Entramos en el último cuarto del raro 2020 atomizados, separados en conventículos y conciliábulos. Buscamos mentes orgánicas, donde el injerto de nuestras propias ideas sea posible, hasta el punto en el que nos quedamos solos. Conmigo nunca discuto.
Al mismo tiempo, se rompen círculos que considerábamos sagrados, familias, amigos, compañeros. Ya no podemos abrazarlos, coincidir y sobre todo, bromear. El humor es más poliédrico que nunca. El miedo es una experiencia muy única y nos divide, cada uno lo siente a su manera y de una forma atávica. Todos tenemos razón.

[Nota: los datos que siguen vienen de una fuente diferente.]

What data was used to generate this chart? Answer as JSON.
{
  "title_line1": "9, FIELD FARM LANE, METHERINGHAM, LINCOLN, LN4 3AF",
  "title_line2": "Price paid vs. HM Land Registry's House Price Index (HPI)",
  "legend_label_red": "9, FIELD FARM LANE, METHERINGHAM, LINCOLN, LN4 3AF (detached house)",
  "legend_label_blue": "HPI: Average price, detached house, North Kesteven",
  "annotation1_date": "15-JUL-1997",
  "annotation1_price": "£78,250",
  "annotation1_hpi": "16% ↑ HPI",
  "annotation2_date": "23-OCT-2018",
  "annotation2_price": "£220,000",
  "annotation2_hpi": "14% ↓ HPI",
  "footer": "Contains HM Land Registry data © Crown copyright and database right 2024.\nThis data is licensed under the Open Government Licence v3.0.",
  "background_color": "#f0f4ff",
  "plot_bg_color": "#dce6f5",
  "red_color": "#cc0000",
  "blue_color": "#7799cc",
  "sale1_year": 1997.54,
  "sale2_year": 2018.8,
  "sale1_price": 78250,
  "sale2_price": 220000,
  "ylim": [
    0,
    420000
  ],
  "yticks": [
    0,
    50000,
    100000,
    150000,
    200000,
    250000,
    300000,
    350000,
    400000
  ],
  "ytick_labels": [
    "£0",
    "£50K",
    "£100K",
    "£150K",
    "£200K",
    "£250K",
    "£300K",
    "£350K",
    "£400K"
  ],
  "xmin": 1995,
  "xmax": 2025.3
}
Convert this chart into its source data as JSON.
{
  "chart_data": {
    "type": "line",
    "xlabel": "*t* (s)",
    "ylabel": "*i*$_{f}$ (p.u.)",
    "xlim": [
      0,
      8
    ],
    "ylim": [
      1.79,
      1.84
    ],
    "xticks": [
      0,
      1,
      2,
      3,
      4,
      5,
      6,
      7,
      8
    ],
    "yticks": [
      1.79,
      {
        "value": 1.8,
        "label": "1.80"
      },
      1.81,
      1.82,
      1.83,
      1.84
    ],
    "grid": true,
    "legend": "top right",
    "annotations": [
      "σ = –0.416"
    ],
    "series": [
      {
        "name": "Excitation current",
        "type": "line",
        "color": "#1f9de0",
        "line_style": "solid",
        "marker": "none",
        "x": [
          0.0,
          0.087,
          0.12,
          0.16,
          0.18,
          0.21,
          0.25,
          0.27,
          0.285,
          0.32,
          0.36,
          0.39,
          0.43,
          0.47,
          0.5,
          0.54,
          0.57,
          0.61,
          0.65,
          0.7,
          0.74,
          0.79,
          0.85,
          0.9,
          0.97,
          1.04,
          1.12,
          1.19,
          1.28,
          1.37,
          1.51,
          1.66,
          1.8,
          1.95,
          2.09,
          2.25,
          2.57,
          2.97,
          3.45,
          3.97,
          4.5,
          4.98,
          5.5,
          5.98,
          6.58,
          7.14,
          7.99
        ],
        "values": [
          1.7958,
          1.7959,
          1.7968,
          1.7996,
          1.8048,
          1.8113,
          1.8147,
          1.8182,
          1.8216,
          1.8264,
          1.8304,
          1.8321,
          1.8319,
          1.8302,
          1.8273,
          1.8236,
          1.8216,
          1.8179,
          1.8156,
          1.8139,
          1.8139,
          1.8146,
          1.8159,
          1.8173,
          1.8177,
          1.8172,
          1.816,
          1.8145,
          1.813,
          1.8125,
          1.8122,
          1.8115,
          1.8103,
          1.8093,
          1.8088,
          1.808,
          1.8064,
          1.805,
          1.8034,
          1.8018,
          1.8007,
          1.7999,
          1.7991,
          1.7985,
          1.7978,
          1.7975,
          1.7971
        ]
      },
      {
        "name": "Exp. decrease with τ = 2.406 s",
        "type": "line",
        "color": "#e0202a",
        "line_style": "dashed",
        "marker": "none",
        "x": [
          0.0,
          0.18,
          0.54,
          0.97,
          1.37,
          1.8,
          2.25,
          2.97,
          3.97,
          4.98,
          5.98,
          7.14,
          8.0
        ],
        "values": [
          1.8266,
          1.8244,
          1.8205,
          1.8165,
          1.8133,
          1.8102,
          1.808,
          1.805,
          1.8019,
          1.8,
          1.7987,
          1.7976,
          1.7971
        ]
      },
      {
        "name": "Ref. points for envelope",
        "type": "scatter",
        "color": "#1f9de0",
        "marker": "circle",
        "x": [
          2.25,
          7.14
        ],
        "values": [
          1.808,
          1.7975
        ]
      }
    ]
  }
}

Nuestra razón.
El primer día de prueba de las sirenas alemanas, cacareado con anticipación en redes sociales y medios de comunicación para que la gente no entrase en pánico, pasó con decepción.
Si para algo ha servido este día de prueba de las alertas es para demostrar que la mayoría de la población estaría muerta.
No hay sirenas en muchas ciudades germanas desde el final de la guerra fría hace treinta años. Otras no sonaron a tiempo o no se encontró al que tenía que apretar el botón. Algunos informativos no fueron interrumpidos, como estaba prescrito. El cachondeo en Twitter fue generalizado, nadie vivió el escenario que esperaba.
Estos son tiempos de irreverencia: si se cuestionan las ciencias, qué es entonces un deber.
Todos nos sentimos un poco como Nietzsche*, con nuestro paraíso en la sombra de una espada.
La sirena más evidente quizás fue entonces la invisible. La que nos indica que estamos divididos y enfrentados. No nos ponemos de acuerdo ni en la importancia de una alerta.
*Nacidos después muertos es mi libro con Ediciones Rasmia sobre Elisabeth Nietzsche, su hermana.